Singapore: Summary and leaving thoughts..

Just had my final exam in a freezing gym court here in Singapore. It’s soon time for me to leave this country which has been my home for the past four months. I thought I’d write a little bit about my experience here – highlights of what I’ve done, haven’t done, what I’ll miss, and not miss. Let’s jump right into it!

What I’ll miss

There is a lot to love about SG. Here are the small everyday things I’ll miss the most.

  • NTU. I’ll miss my university. I have many good memories just walking around the beautiful campus in the sun, feeling happy, care free and with a smile on my face
  • Daily interactions with “uncle’s & aunties” in coffee shops and food stalls. I love to practice speaking mandarin with them.
  • Getting rudely chewed out by one auntie in koufu canteen when not pronouncing my order correctly 🙂
  • Listening to the smooth jazz & blues on 98.3 Money FM after hours
  • Taking the elevator down to my apartment complex gym
  • The idea of most other south east Asian countries are only a short plane trip away
  • Escalator etiquette. For the most part, people behave very civilized and know the proper way to stand in an escalator: To the side, so that there is room for non-lazy people like me to walk past them.
  • Taking walks in the Sunday sun to Boon Lay mall for some ice cream and movie after morning workout
  • The clean streets. I’ve seen only ONE single piece of trash on the street in 4 months
  • The HUGE amount of choices when it comes to everything. Food, shopping, entertainment, cool things to see and do, etc. It’s impossible to be bored in SG.
  • Transportation. It’s so easy and convenient to get anywhere. SG’s MRT and bus system is well developed.

What I won’t miss

No place is perfect. These are the very few things that bug me about Singapore.

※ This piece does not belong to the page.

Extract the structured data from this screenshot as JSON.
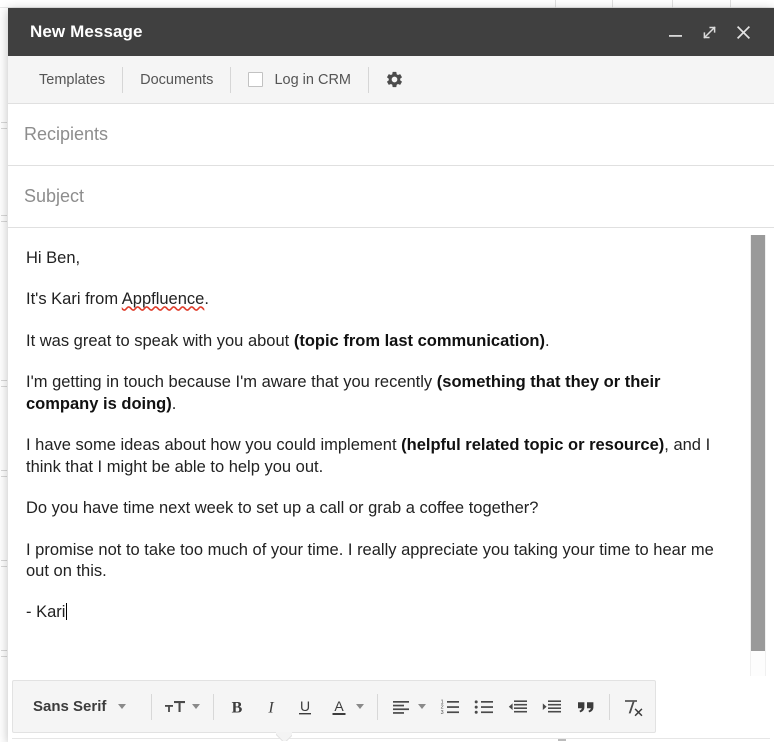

  • The rampant phone addiction
  • People walk EXTREMELY slow, and have almost no situational awareness. Goes hand in hand with the phone addiction.
  • The singlish dialect. I’ve gotta be honest here, I don’t find it very flattering. The way they just crop the pronunciation of words really short. I think it sounds like a strange mix of Caribbean and South African English accent.
  • Sticky humid heat. I know, I know. How dare I complain about the sunny warm weather, right? I do love the sun, but like any well dressed man knows – it makes dressing well much more arduous.
  • My dorm room. It’s right next to 10 lanes of 24/7 trafficked highway. Not exactly perfect conditions to get a stress-free night of relaxed sleep.
  • The over-use of AC. Come on guys, do we really need to be freezing and shuttering indoors?

What I haven’t done

Believe it or not, there is stuff that I haven’t done that normal people do often. Here is a list of three average Joe activities that I haven’t done a single time in Singapore

  • Visited the beach
  • Gone out to a club
  • Drunk alcohol (except for Singapore sling and a small bottle of chameleon-infused wine)

What I’ve done

I haven’t been a sloth here, that’s for sure! During these four months I’ve been active and managed to do a ton of stuff on the side of studying full time. Here are the highlights!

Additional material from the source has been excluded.